Collection Complaint claims

       Collection complaints filed in state court, and other discovery or pleadings served in state court actions, have been a fertile ground for FDCPA class action attorneys.  These suits often argue that a pleading, or a state court collection practice, does not comply with state law, and because it does not comply with state law, it also violates the FDCPA.  If a client has provided the attorney with incorrect information, that can also lead to an FDCPA claim against the attorney.  There are numerous examples of FDCPA claims that are based on state court pleadings or state court collection practices.  See, e.g., Marquez v. Weinstein, Pinson & Riley, P.S., _F.3d_, 2016 WL 4651403 (7th Cir. 2016) (collection complaints violated FDCPA where they alleged debt would be “considered valid” if not disputed within 30 days of the date of the complaint); Tourgeman v. Collins Fin. Servs., Inc., 755 F.3d 1109 (9th Cir. 2014) (collection complaints violated the FDCPA where they identified incorrect “original” creditor that had made the loans to class members); McCollough v. Johnson, et al., 637 F.3d 939 (9th Cir. 2011) (service of requests for admission on pro se defendant seeking admissions that law firm knew were false violated FDCPA).

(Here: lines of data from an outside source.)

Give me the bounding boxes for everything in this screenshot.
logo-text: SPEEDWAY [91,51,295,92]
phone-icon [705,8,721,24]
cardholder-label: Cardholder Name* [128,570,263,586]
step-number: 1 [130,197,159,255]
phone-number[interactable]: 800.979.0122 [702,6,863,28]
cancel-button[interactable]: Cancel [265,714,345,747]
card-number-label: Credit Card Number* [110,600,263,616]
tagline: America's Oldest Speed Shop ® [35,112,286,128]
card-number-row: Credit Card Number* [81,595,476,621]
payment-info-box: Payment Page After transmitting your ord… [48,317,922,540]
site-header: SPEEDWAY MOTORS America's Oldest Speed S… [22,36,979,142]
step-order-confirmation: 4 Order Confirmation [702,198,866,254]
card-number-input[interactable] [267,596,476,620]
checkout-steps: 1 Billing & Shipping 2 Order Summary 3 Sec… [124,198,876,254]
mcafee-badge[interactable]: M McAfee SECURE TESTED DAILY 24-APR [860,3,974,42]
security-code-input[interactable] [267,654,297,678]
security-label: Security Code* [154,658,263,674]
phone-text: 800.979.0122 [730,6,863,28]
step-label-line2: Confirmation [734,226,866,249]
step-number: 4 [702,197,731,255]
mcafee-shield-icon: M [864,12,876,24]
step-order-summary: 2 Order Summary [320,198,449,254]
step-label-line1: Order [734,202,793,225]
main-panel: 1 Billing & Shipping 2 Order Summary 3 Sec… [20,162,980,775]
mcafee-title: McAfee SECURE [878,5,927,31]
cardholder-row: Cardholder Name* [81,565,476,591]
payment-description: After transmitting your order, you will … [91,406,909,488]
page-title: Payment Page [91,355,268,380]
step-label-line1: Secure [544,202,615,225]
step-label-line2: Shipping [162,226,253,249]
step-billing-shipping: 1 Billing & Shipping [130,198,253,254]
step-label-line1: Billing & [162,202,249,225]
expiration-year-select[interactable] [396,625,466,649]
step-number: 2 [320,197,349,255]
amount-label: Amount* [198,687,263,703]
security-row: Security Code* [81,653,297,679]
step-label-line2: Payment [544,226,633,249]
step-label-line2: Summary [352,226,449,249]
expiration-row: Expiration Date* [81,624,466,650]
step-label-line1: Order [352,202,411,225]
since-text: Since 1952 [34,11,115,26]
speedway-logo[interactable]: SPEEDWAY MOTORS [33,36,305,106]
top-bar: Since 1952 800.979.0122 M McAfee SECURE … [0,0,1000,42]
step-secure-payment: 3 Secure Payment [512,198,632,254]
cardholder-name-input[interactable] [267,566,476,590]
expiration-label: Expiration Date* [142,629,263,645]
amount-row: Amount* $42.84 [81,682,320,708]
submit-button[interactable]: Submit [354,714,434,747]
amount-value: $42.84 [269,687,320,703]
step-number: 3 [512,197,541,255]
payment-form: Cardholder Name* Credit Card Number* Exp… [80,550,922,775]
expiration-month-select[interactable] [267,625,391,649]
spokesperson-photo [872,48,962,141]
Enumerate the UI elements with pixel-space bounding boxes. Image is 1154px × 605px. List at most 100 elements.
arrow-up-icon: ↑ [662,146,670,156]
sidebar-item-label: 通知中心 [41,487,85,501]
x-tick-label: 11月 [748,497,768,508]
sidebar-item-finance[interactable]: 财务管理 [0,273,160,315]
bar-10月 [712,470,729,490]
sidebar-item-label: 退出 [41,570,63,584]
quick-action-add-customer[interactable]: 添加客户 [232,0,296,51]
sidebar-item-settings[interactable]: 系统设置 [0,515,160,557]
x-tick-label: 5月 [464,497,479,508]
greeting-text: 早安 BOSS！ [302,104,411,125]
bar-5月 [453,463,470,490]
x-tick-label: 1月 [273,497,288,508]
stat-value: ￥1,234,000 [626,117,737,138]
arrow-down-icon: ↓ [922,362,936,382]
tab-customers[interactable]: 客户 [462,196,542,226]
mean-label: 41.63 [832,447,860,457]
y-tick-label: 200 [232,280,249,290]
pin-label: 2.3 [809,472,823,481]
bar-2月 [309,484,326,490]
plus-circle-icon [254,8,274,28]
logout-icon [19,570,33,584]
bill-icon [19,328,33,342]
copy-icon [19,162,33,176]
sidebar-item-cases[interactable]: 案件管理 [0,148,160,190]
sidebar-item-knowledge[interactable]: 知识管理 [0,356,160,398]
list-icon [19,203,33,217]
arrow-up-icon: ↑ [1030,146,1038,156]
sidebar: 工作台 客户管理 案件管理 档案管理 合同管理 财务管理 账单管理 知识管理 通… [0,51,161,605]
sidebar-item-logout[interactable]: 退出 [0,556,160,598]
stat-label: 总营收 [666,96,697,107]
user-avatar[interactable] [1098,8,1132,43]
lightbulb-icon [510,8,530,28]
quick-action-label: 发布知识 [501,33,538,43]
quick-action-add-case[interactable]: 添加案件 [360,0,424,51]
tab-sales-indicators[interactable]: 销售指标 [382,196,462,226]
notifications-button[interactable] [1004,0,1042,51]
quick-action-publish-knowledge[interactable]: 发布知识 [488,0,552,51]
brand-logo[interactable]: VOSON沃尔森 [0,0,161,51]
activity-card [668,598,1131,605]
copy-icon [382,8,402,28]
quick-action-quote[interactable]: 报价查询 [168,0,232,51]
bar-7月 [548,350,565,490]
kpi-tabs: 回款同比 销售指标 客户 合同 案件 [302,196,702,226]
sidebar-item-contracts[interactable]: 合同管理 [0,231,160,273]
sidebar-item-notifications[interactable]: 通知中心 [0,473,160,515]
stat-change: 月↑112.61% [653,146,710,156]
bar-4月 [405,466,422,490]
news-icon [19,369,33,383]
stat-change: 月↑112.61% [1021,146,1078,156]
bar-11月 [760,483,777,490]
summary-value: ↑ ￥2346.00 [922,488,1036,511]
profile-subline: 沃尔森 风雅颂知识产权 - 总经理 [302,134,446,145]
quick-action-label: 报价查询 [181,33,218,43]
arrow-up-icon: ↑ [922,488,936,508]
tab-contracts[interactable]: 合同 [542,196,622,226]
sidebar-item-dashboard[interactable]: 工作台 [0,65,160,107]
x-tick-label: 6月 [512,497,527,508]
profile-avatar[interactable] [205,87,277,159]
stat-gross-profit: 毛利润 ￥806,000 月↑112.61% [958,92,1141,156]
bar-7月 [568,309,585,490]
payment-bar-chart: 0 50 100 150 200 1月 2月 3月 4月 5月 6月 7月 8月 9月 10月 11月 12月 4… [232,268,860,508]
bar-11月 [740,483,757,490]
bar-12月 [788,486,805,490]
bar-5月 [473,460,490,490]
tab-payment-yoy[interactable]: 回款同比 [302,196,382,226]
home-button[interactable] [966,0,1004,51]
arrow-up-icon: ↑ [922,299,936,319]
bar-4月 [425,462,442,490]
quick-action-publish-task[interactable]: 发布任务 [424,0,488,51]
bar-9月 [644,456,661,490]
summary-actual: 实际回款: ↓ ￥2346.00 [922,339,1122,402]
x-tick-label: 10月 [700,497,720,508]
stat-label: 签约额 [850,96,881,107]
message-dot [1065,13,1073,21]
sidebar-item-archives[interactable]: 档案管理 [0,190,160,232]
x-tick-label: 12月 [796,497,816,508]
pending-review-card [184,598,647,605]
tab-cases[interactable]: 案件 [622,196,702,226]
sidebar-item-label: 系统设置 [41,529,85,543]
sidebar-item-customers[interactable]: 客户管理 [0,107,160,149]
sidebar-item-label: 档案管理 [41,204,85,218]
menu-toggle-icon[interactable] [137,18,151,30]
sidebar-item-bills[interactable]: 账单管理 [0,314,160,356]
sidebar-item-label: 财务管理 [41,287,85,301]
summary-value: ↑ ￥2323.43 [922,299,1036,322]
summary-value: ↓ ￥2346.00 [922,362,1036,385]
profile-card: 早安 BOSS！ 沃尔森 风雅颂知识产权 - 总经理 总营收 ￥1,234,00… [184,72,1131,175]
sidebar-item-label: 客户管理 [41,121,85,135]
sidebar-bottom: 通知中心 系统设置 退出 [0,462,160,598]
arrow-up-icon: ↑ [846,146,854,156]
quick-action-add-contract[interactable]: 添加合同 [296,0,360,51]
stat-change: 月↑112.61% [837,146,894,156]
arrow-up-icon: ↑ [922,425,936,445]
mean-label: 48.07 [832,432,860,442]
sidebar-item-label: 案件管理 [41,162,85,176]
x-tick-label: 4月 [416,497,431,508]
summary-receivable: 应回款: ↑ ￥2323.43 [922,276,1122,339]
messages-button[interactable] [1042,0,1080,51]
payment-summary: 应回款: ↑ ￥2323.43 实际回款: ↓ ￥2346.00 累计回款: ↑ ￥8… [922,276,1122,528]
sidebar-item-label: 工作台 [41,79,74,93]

Third Party Disclosure Claims

      The FDCPA not only regulates the contents of all of your direct communications with consumers, it also regulates the interactions that you have with third parties while engaged in debt collection.  This includes conversations with third parties while seeking to collect, such as family members or co-workers, messages left with third parties (either live, or on voice mail), interactions with consumer reporting agencies, and the conduct undertaken by vendors that you may retain, such as process servers.  All of your third party practices should be evaluated to guard against such claims.  See, e.g., Evon v. Law Offices of Sidney Mickell, 688 F.3d 1015 (9th Cir. 2012) (sending collection letters to work address “care of” the employer violated 1692c(b)); Halbertstam v. Global Credit and Collection Corp., 2016 WL 154090 (E.D.N.Y Jan. 12, 2016) (leaving a message with a third party with the collector’s callback information was improper third party disclosure in violation of FDCPA).

        Attorneys who collect for community associations have increasingly become targets for FDCPA class actions in recent years.  To reduce your exposure to these claims, a fresh look at all of your standardized practices and communications is well worth your time and effort.